Volker Schlöndorff (crédits : Pierre Gelin-Monastier)

(crédits : Pierre Gelin-Monastier)

« Par le passé, le montage consistait à gérer différents plans et les raccords entre eux. Aujourd’hui, c’est le choix des moments sur le film qui prédomine. Par exemple sur le film que je viens de tourner, nous en sommes à choisir parmi 3h de rush pour une scène de 6mn. Avec le monteur, qui n’a pas le scénario en main, nous travaillons à partir des matériaux filmés : ces derniers guident nos choix, si bien que nous savons quand un plan est à garder absolument. »

« Nous sommes constamment bassinés d’images. L’objectif n’est pas d’être dans le narratif, mais de choisir les moments et d’assembler le tout. »

Musique

« La musique change complètement un film. Soit elle n’a aucune incidence, soit elle donne une autre dimension. »

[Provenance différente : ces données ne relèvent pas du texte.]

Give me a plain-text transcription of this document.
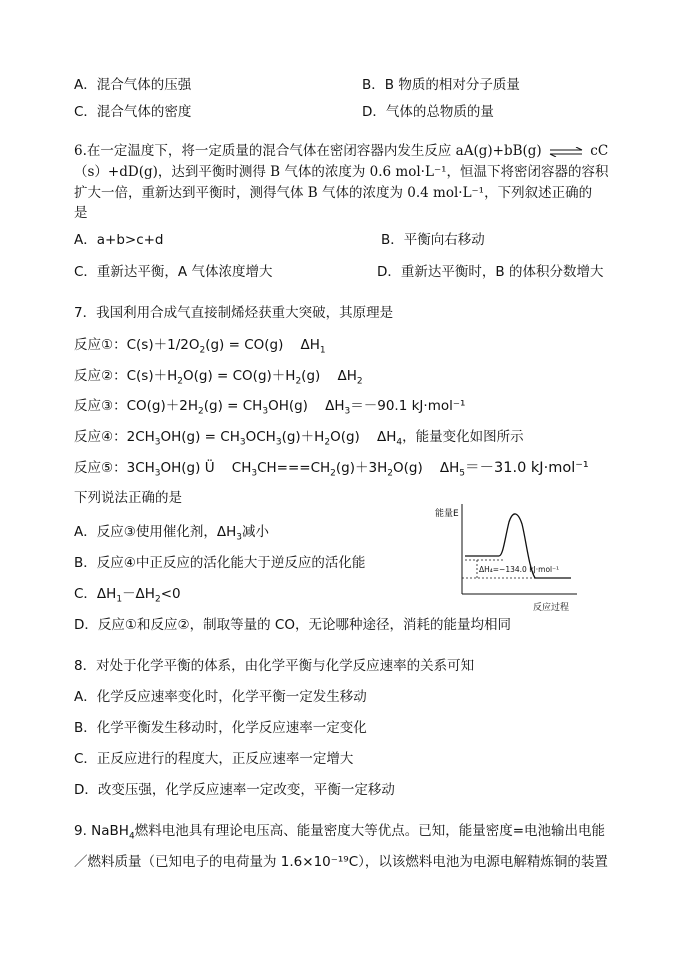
A．混合气体的压强	B．B 物质的相对分子质量
C．混合气体的密度	D．气体的总物质的量
6.在一定温度下，将一定质量的混合气体在密闭容器内发生反应 aA(g)+bB(g) ⇌ cC
（s）+dD(g)，达到平衡时测得 B 气体的浓度为 0.6 mol·L⁻¹，恒温下将密闭容器的容积
扩大一倍，重新达到平衡时，测得气体 B 气体的浓度为 0.4 mol·L⁻¹，下列叙述正确的
是
A．a+b>c+d	B．平衡向右移动
C．重新达平衡，A 气体浓度增大	D．重新达平衡时，B 的体积分数增大
7．我国利用合成气直接制烯烃获重大突破，其原理是
反应①：$C(s)+1/2O_2(g) = CO(g)$ $\Delta H_1$
反应②：$C(s)+H_2O(g) = CO(g)+H_2(g)$ $\Delta H_2$
反应③：$CO(g)+2H_2(g) = CH_3OH(g)$ $\Delta H_3=-90.1$ kJ·mol⁻¹
反应④：$2CH_3OH(g) = CH_3OCH_3(g)+H_2O(g)$ $\Delta H_4$，能量变化如图所示
反应⑤：$3CH_3OH(g)$ Ü $CH_3CH===CH_2(g)+3H_2O(g)$ $\Delta H_5=-31.0$ kJ·mol⁻¹
下列说法正确的是
A．反应③使用催化剂，$\Delta H_3$减小
B．反应④中正反应的活化能大于逆反应的活化能
C．$\Delta H_1-\Delta H_2<0$
D．反应①和反应②，制取等量的 CO，无论哪种途径，消耗的能量均相同
能量E
ΔH₄=−134.0 kJ·mol⁻¹
反应过程
8．对处于化学平衡的体系，由化学平衡与化学反应速率的关系可知
A．化学反应速率变化时，化学平衡一定发生移动
B．化学平衡发生移动时，化学反应速率一定变化
C．正反应进行的程度大，正反应速率一定增大
D．改变压强，化学反应速率一定改变，平衡一定移动
9. NaBH$_4$燃料电池具有理论电压高、能量密度大等优点。已知，能量密度=电池输出电能
／燃料质量（已知电子的电荷量为 1.6×10⁻¹⁹C），以该燃料电池为电源电解精炼铜的装置
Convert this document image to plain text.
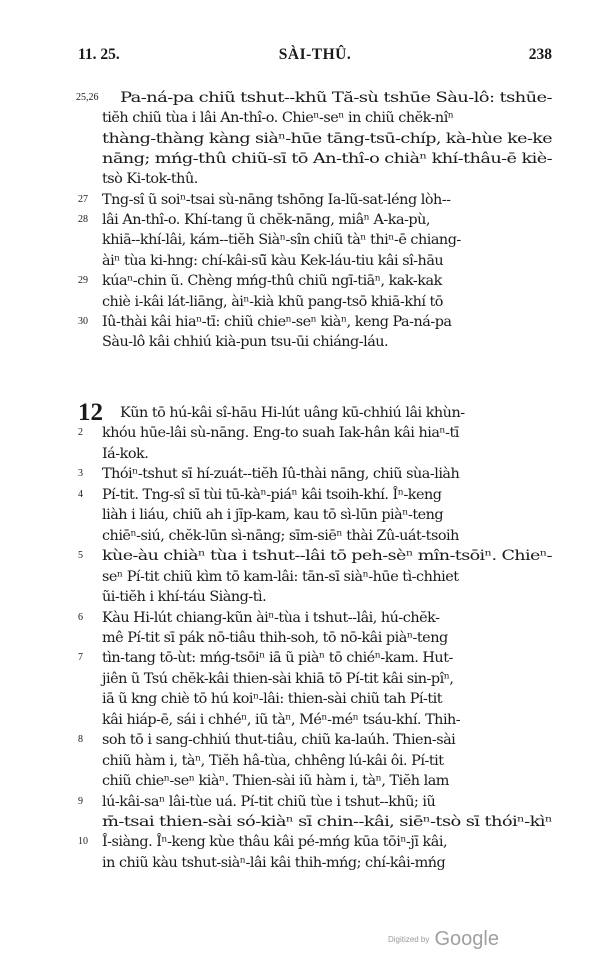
11. 25.	SÀI-THÛ.	238
12
25,26	Pa-ná-pa chiũ tshut--khũ Tă-sù tshūe Sàu-lô: tshūe-
tiĕh chiũ tùa i lâi An-thî-o. Chieⁿ-seⁿ in chiũ chĕk-nîⁿ
thàng-thàng kàng siàⁿ-hūe tāng-tsū-chíp, kà-hùe ke-ke
nāng; mńg-thû chiũ-sī tō An-thî-o chiàⁿ khí-thâu-ē kiè-
tsò Ki-tok-thû.
27 Tng-sî ũ soiⁿ-tsai sù-nāng tshōng Ia-lũ-sat-léng lòh--
28 lâi An-thî-o. Khí-tang ũ chĕk-nāng, miâⁿ A-ka-pù,
khiā--khí-lâi, kám--tiĕh Siàⁿ-sîn chiũ tàⁿ thiⁿ-ē chiang-
àiⁿ tùa ki-hng: chí-kâi-sū̃ kàu Kek-láu-tiu kâi sî-hāu
29 kúaⁿ-chin ũ. Chèng mńg-thû chiũ ngī-tiāⁿ, kak-kak
chiè i-kâi lát-liāng, àiⁿ-kià khũ pang-tsō khiā-khí tō
30 Iû-thài kâi hiaⁿ-tī: chiũ chieⁿ-seⁿ kiàⁿ, keng Pa-ná-pa
Sàu-lô kâi chhiú kià-pun tsu-ūi chiáng-láu.
Kũn tō hú-kâi sî-hāu Hi-lút uâng kū-chhiú lâi khùn-
2	khóu hūe-lâi sù-nāng. Eng-to suah Iak-hân kâi hiaⁿ-tī
Iá-kok.
3	Thóiⁿ-tshut sī hí-zuát--tiĕh Iû-thài nāng, chiũ sùa-liàh
4	Pí-tit. Tng-sî sī tùi tū-kàⁿ-piáⁿ kâi tsoih-khí. Îⁿ-keng
liàh i liáu, chiũ ah i jīp-kam, kau tō sì-lūn piàⁿ-teng
chiēⁿ-siú, chĕk-lūn sì-nāng; sīm-siēⁿ thài Zû-uát-tsoih
5	kùe-àu chiàⁿ tùa i tshut--lâi tō peh-sèⁿ mîn-tsōiⁿ. Chieⁿ-
seⁿ Pí-tit chiũ kìm tō kam-lâi: tān-sī siàⁿ-hūe tì-chhiet
ũi-tiĕh i khí-táu Siàng-tì.
6	Kàu Hi-lút chiang-kũn àiⁿ-tùa i tshut--lâi, hú-chĕk-
mê Pí-tit sī pák nō-tiâu thih-soh, tō nō-kâi piàⁿ-teng
7	tìn-tang tō-ùt: mńg-tsōiⁿ iā ũ piàⁿ tō chiéⁿ-kam. Hut-
jiên ũ Tsú chĕk-kâi thien-sài khiā tō Pí-tit kâi sin-pîⁿ,
iā ũ kng chiè tō hú koiⁿ-lâi: thien-sài chiũ tah Pí-tit
kâi hiáp-ē, sái i chhéⁿ, iũ tàⁿ, Méⁿ-méⁿ tsáu-khí. Thih-
8	soh tō i sang-chhiú thut-tiâu, chiũ ka-laúh. Thien-sài
chiũ hàm i, tàⁿ, Tiĕh hâ-tùa, chhêng lú-kâi ôi. Pí-tit
chiũ chieⁿ-seⁿ kiàⁿ. Thien-sài iũ hàm i, tàⁿ, Tiĕh lam
9	lú-kâi-saⁿ lâi-tùe uá. Pí-tit chiũ tùe i tshut--khũ; iũ
m̄-tsai thien-sài só-kiàⁿ sī chin--kâi, siēⁿ-tsò sī thóiⁿ-kìⁿ
10 Î-siàng. Îⁿ-keng kùe thâu kâi pé-mńg kūa tōiⁿ-jī kâi,
in chiũ kàu tshut-siàⁿ-lâi kâi thih-mńg; chí-kâi-mńg
Digitized by Google
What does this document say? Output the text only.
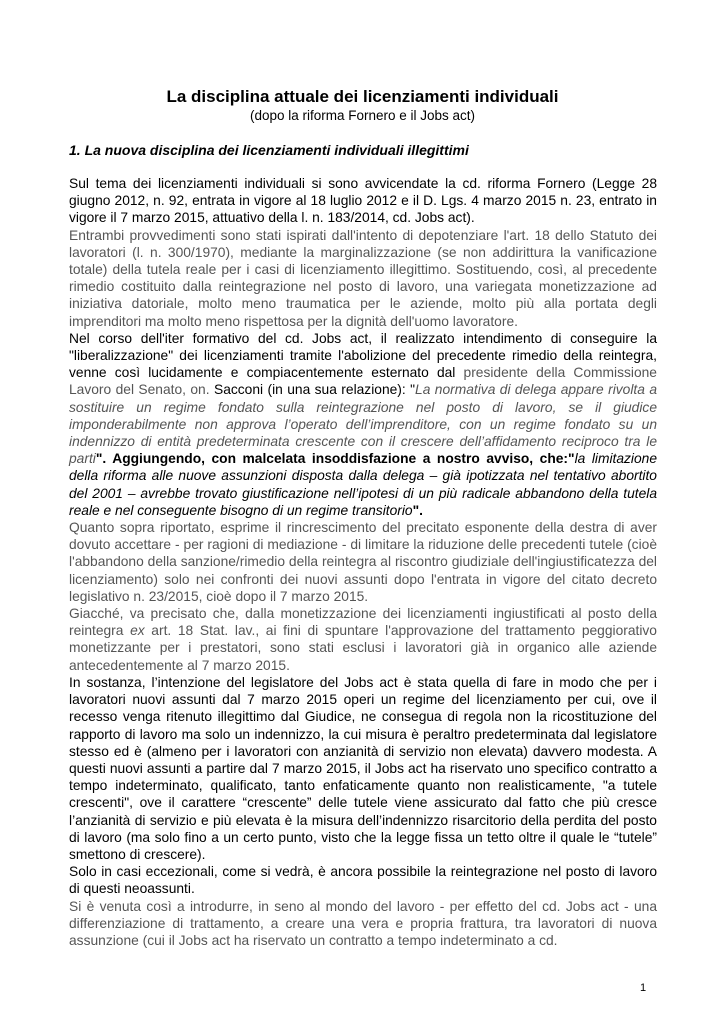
La disciplina attuale dei licenziamenti individuali
(dopo la riforma Fornero e il Jobs act)
1. La nuova disciplina dei licenziamenti individuali illegittimi

Sul tema dei licenziamenti individuali si sono avvicendate la cd. riforma Fornero (Legge 28 giugno 2012, n. 92, entrata in vigore al 18 luglio 2012 e il D. Lgs. 4 marzo 2015 n. 23, entrato in vigore il 7 marzo 2015, attuativo della l. n. 183/2014, cd. Jobs act).

Entrambi provvedimenti sono stati ispirati dall'intento di depotenziare l'art. 18 dello Statuto dei lavoratori (l. n. 300/1970), mediante la marginalizzazione (se non addirittura la vanificazione totale) della tutela reale per i casi di licenziamento illegittimo. Sostituendo, così, al precedente rimedio costituito dalla reintegrazione nel posto di lavoro, una variegata monetizzazione ad iniziativa datoriale, molto meno traumatica per le aziende, molto più alla portata degli imprenditori ma molto meno rispettosa per la dignità dell'uomo lavoratore.

Nel corso dell'iter formativo del cd. Jobs act, il realizzato intendimento di conseguire la "liberalizzazione" dei licenziamenti tramite l'abolizione del precedente rimedio della reintegra, venne così lucidamente e compiacentemente esternato dal presidente della Commissione Lavoro del Senato, on. Sacconi (in una sua relazione): "La normativa di delega appare rivolta a sostituire un regime fondato sulla reintegrazione nel posto di lavoro, se il giudice imponderabilmente non approva l’operato dell’imprenditore, con un regime fondato su un indennizzo di entità predeterminata crescente con il crescere dell’affidamento reciproco tra le parti". Aggiungendo, con malcelata insoddisfazione a nostro avviso, che:"la limitazione della riforma alle nuove assunzioni disposta dalla delega – già ipotizzata nel tentativo abortito del 2001 – avrebbe trovato giustificazione nell’ipotesi di un più radicale abbandono della tutela reale e nel conseguente bisogno di un regime transitorio".

Quanto sopra riportato, esprime il rincrescimento del precitato esponente della destra di aver dovuto accettare - per ragioni di mediazione - di limitare la riduzione delle precedenti tutele (cioè l'abbandono della sanzione/rimedio della reintegra al riscontro giudiziale dell'ingiustificatezza del licenziamento) solo nei confronti dei nuovi assunti dopo l'entrata in vigore del citato decreto legislativo n. 23/2015, cioè dopo il 7 marzo 2015.

Giacché, va precisato che, dalla monetizzazione dei licenziamenti ingiustificati al posto della reintegra ex art. 18 Stat. lav., ai fini di spuntare l'approvazione del trattamento peggiorativo monetizzante per i prestatori, sono stati esclusi i lavoratori già in organico alle aziende antecedentemente al 7 marzo 2015.

In sostanza, l’intenzione del legislatore del Jobs act è stata quella di fare in modo che per i lavoratori nuovi assunti dal 7 marzo 2015 operi un regime del licenziamento per cui, ove il recesso venga ritenuto illegittimo dal Giudice, ne consegua di regola non la ricostituzione del rapporto di lavoro ma solo un indennizzo, la cui misura è peraltro predeterminata dal legislatore stesso ed è (almeno per i lavoratori con anzianità di servizio non elevata) davvero modesta. A questi nuovi assunti a partire dal 7 marzo 2015, il Jobs act ha riservato uno specifico contratto a tempo indeterminato, qualificato, tanto enfaticamente quanto non realisticamente, "a tutele crescenti", ove il carattere “crescente” delle tutele viene assicurato dal fatto che più cresce l’anzianità di servizio e più elevata è la misura dell’indennizzo risarcitorio della perdita del posto di lavoro (ma solo fino a un certo punto, visto che la legge fissa un tetto oltre il quale le “tutele” smettono di crescere).

Solo in casi eccezionali, come si vedrà, è ancora possibile la reintegrazione nel posto di lavoro di questi neoassunti.

Si è venuta così a introdurre, in seno al mondo del lavoro - per effetto del cd. Jobs act - una differenziazione di trattamento, a creare una vera e propria frattura, tra lavoratori di nuova assunzione (cui il Jobs act ha riservato un contratto a tempo indeterminato a cd.

1
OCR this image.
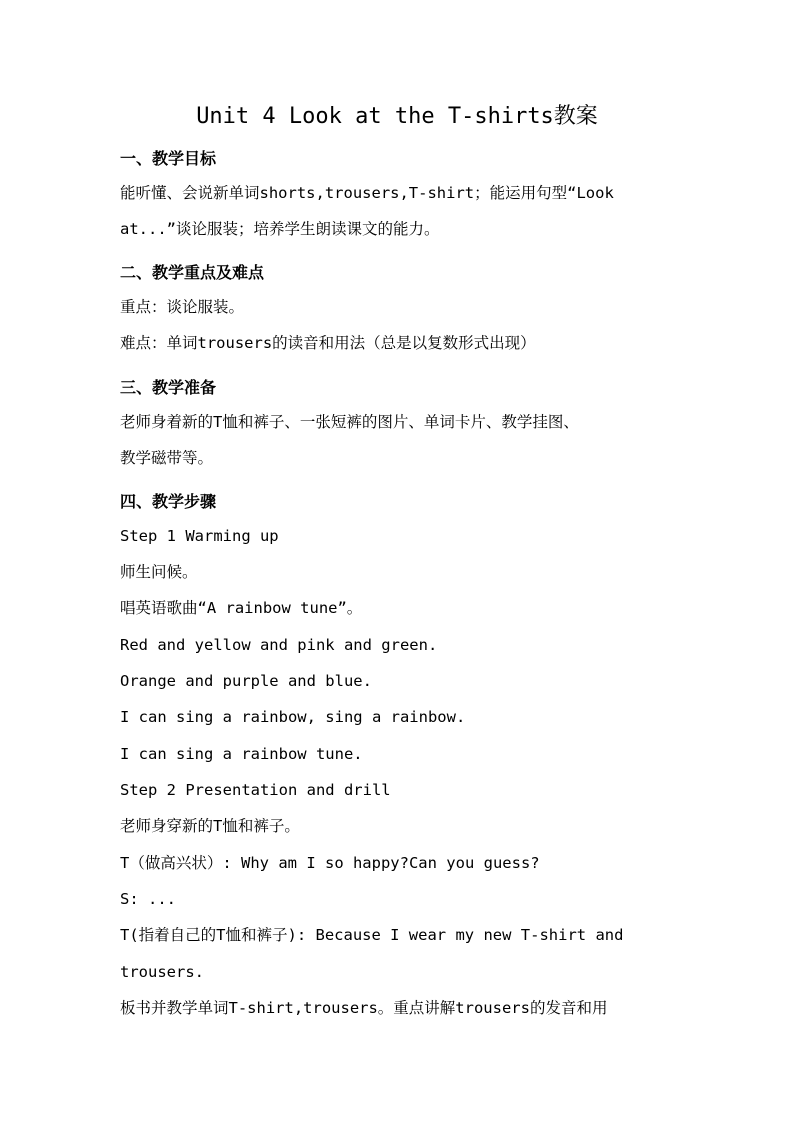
Unit 4 Look at the T-shirts教案
一、教学目标
能听懂、会说新单词shorts,trousers,T-shirt；能运用句型“Look
at...”谈论服装；培养学生朗读课文的能力。
二、教学重点及难点
重点：谈论服装。
难点：单词trousers的读音和用法（总是以复数形式出现）
三、教学准备
老师身着新的T恤和裤子、一张短裤的图片、单词卡片、教学挂图、
教学磁带等。
四、教学步骤
Step 1 Warming up
师生问候。
唱英语歌曲“A rainbow tune”。
Red and yellow and pink and green.
Orange and purple and blue.
I can sing a rainbow, sing a rainbow.
I can sing a rainbow tune.
Step 2 Presentation and drill
老师身穿新的T恤和裤子。
T（做高兴状）: Why am I so happy?Can you guess?
S: ...
T(指着自己的T恤和裤子): Because I wear my new T-shirt and
trousers.
板书并教学单词T-shirt,trousers。重点讲解trousers的发音和用
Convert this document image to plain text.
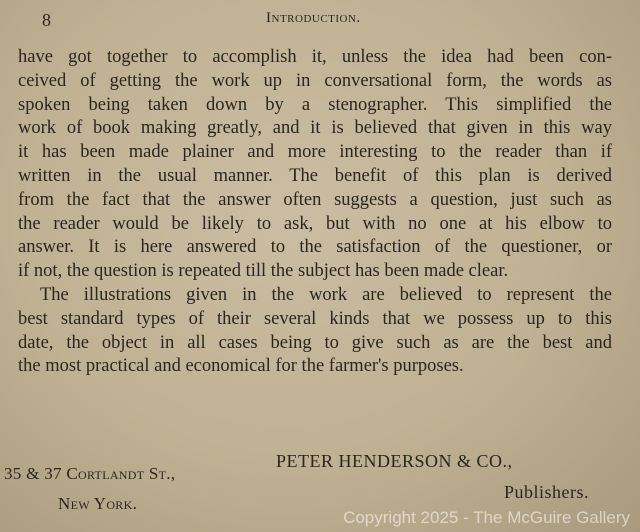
8	Introduction.
have got together to accomplish it, unless the idea had been con-
ceived of getting the work up in conversational form, the words as
spoken being taken down by a stenographer. This simplified the
work of book making greatly, and it is believed that given in this way
it has been made plainer and more interesting to the reader than if
written in the usual manner. The benefit of this plan is derived
from the fact that the answer often suggests a question, just such as
the reader would be likely to ask, but with no one at his elbow to
answer. It is here answered to the satisfaction of the questioner, or
if not, the question is repeated till the subject has been made clear.
The illustrations given in the work are believed to represent the
best standard types of their several kinds that we possess up to this
date, the object in all cases being to give such as are the best and
the most practical and economical for the farmer's purposes.
35 & 37 Cortlandt St.,
New York.
PETER HENDERSON & CO.,
Publishers.
Copyright 2025 - The McGuire Gallery
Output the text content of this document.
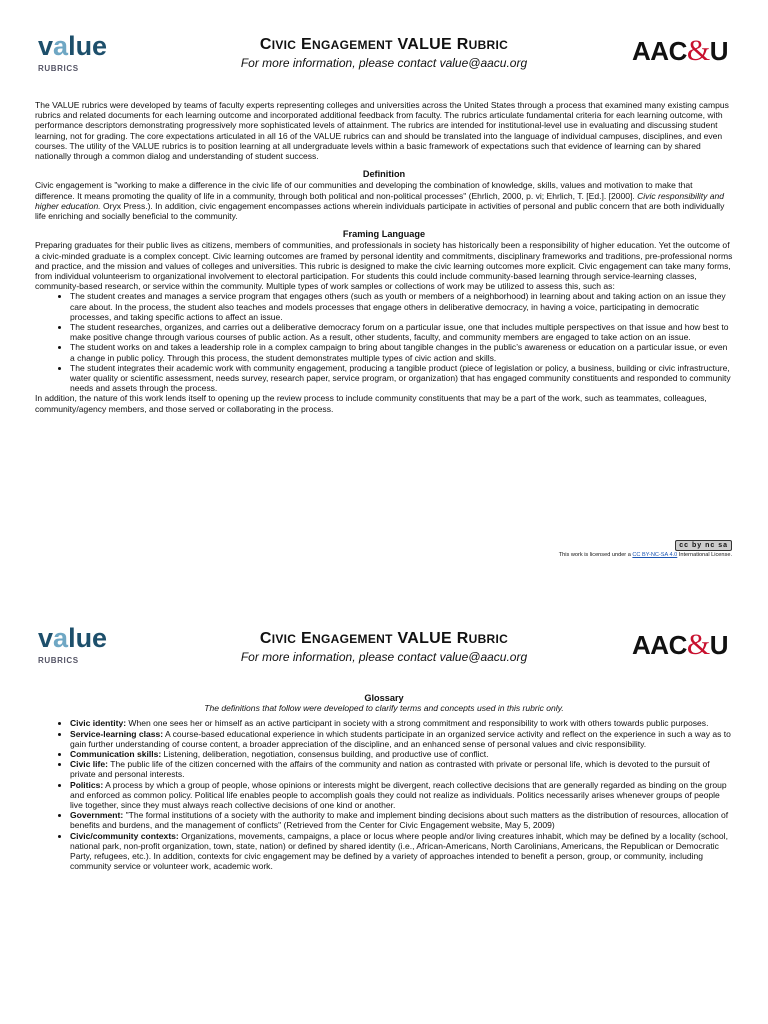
value
RUBRICS
CIVIC ENGAGEMENT VALUE RUBRIC
For more information, please contact value@aacu.org	AAC&U

The VALUE rubrics were developed by teams of faculty experts representing colleges and universities across the United States through a process that examined many existing campus rubrics and related documents for each learning outcome and incorporated additional feedback from faculty. The rubrics articulate fundamental criteria for each learning outcome, with performance descriptors demonstrating progressively more sophisticated levels of attainment. The rubrics are intended for institutional-level use in evaluating and discussing student learning, not for grading. The core expectations articulated in all 16 of the VALUE rubrics can and should be translated into the language of individual campuses, disciplines, and even courses. The utility of the VALUE rubrics is to position learning at all undergraduate levels within a basic framework of expectations such that evidence of learning can by shared nationally through a common dialog and understanding of student success.

Definition

Civic engagement is "working to make a difference in the civic life of our communities and developing the combination of knowledge, skills, values and motivation to make that difference. It means promoting the quality of life in a community, through both political and non-political processes" (Ehrlich, 2000, p. vi; Ehrlich, T. [Ed.]. [2000]. Civic responsibility and higher education. Oryx Press.). In addition, civic engagement encompasses actions wherein individuals participate in activities of personal and public concern that are both individually life enriching and socially beneficial to the community.

Framing Language

Preparing graduates for their public lives as citizens, members of communities, and professionals in society has historically been a responsibility of higher education. Yet the outcome of a civic-minded graduate is a complex concept. Civic learning outcomes are framed by personal identity and commitments, disciplinary frameworks and traditions, pre-professional norms and practice, and the mission and values of colleges and universities. This rubric is designed to make the civic learning outcomes more explicit. Civic engagement can take many forms, from individual volunteerism to organizational involvement to electoral participation. For students this could include community-based learning through service-learning classes, community-based research, or service within the community. Multiple types of work samples or collections of work may be utilized to assess this, such as:

• The student creates and manages a service program that engages others (such as youth or members of a neighborhood) in learning about and taking action on an issue they care about. In the process, the student also teaches and models processes that engage others in deliberative democracy, in having a voice, participating in democratic processes, and taking specific actions to affect an issue.
• The student researches, organizes, and carries out a deliberative democracy forum on a particular issue, one that includes multiple perspectives on that issue and how best to make positive change through various courses of public action. As a result, other students, faculty, and community members are engaged to take action on an issue.
• The student works on and takes a leadership role in a complex campaign to bring about tangible changes in the public’s awareness or education on a particular issue, or even a change in public policy. Through this process, the student demonstrates multiple types of civic action and skills.
• The student integrates their academic work with community engagement, producing a tangible product (piece of legislation or policy, a business, building or civic infrastructure, water quality or scientific assessment, needs survey, research paper, service program, or organization) that has engaged community constituents and responded to community needs and assets through the process.

In addition, the nature of this work lends itself to opening up the review process to include community constituents that may be a part of the work, such as teammates, colleagues, community/agency members, and those served or collaborating in the process.

cc by nc sa
This work is licensed under a CC BY-NC-SA 4.0 International License.
value
RUBRICS
CIVIC ENGAGEMENT VALUE RUBRIC
For more information, please contact value@aacu.org	AAC&U
Glossary
The definitions that follow were developed to clarify terms and concepts used in this rubric only.
• Civic identity: When one sees her or himself as an active participant in society with a strong commitment and responsibility to work with others towards public purposes.
• Service-learning class: A course-based educational experience in which students participate in an organized service activity and reflect on the experience in such a way as to gain further understanding of course content, a broader appreciation of the discipline, and an enhanced sense of personal values and civic responsibility.
• Communication skills: Listening, deliberation, negotiation, consensus building, and productive use of conflict.
• Civic life: The public life of the citizen concerned with the affairs of the community and nation as contrasted with private or personal life, which is devoted to the pursuit of private and personal interests.
• Politics: A process by which a group of people, whose opinions or interests might be divergent, reach collective decisions that are generally regarded as binding on the group and enforced as common policy. Political life enables people to accomplish goals they could not realize as individuals. Politics necessarily arises whenever groups of people live together, since they must always reach collective decisions of one kind or another.
• Government: "The formal institutions of a society with the authority to make and implement binding decisions about such matters as the distribution of resources, allocation of benefits and burdens, and the management of conflicts" (Retrieved from the Center for Civic Engagement website, May 5, 2009)
• Civic/community contexts: Organizations, movements, campaigns, a place or locus where people and/or living creatures inhabit, which may be defined by a locality (school, national park, non-profit organization, town, state, nation) or defined by shared identity (i.e., African-Americans, North Carolinians, Americans, the Republican or Democratic Party, refugees, etc.). In addition, contexts for civic engagement may be defined by a variety of approaches intended to benefit a person, group, or community, including community service or volunteer work, academic work.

« Quand ça fonctionne, le film jusque là très prosaïque décolle tout à coup. Ce sont des moments de très grand bonheur. »

Cérémonie à Verdun

« Le président me convoque dans son bureau et me dit : Je veux une cérémonie pas comme les autres…” Je lui réponds : Vous n’avez qu’à en faire une sans militaires et sans discours !” »

Nous sortons de la salle et gagnons le grand air. Volker Schlöndorff, cigare à la bouche, n’a que le temps de se renseigner sur le score final, les klaxons et hurlements de joie nous parvenant de toutes parts : et 1… et 2… et 3-0 ! Nous fêtons cela en nous rendant, le soir même, à la cinémathèque de Bruxelles pour y redécouvrir Le Tambour, en version restaurée. »

Propos recueillis par Pauline ANGOT et Pierre GELIN-MONASTIER

 

* Les propos ont été recueillis sur le vif durant la leçon de cinéma qui a duré 1h30. Nous n’excluons pas certaines approximations dans les termes employés.